The European Union called Thursday to avoid non-essential travel between the countries of the bloc, as Germany crossed the 50,000 Covid-19 deaths marks.

Today, data shows that a slowdown in eurozone business activity accelerated in January, and a recession there looks more and more likely.

Markits PMI index fell from 49.1 points in December to 47.5 points this month, further away from the 50-point level which indicates growth. The German government cuts 2021 GDP growth forecast to 3% from 4.4%.

In the U.K, the situation is even more a cause for concern, with a PMI falling to 40.6 from 50.4 in December, with the services industry taking a bigger fall to 38.8.

Although investors have been cheered in recent days by a solid start to earnings season, there are worries that high valuations could leads to some vulnerability in stocks in the next few months.

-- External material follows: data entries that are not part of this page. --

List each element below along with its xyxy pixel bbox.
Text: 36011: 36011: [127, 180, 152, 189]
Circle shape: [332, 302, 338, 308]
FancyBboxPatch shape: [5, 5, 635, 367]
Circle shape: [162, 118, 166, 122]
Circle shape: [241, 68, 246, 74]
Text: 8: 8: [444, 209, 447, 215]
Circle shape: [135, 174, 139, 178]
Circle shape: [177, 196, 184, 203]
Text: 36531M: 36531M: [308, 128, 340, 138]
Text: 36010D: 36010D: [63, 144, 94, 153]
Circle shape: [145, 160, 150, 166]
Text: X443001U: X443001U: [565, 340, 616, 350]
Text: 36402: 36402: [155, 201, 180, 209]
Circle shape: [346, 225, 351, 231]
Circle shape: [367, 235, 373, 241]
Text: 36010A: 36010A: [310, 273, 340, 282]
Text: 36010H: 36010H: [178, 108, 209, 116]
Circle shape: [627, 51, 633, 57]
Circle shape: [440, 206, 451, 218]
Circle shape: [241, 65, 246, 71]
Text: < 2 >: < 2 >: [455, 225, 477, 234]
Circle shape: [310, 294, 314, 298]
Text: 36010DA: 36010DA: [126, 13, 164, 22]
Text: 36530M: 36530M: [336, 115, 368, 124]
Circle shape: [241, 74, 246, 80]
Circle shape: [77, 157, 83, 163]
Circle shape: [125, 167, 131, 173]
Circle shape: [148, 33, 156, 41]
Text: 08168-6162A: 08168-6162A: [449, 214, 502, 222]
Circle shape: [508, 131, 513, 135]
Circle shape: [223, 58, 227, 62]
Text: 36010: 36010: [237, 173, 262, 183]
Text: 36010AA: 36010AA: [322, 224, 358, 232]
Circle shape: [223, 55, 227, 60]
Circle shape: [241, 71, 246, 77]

This third week of the year, which had been circled in red by investors, ends with a new President in the United States and persistent uncertainties about the evolution of the pandemic. The world is now aiming for the vaccine tipping point, while financiers will be looking to corporate results and forecasts to try to determine what 2021 will look like.

Central banks that remain very accommodating, according to the established formula, like the ECB yesterday. Hopes for a return to a normal economic situation rest entirely on vaccination, which is being implemented in many regions. Investors' news will be largely dominated in the short term by the wave of annual corporate earnings releases, with big names of the stock market on the agenda as early as next week.

Along with PMI figures, data released today includes old U.S. real estate figures. In Japan, consumer prices fell by 1% year-on-year in December, excluding fresh produce. The worst deflation seen in the country in 11 years.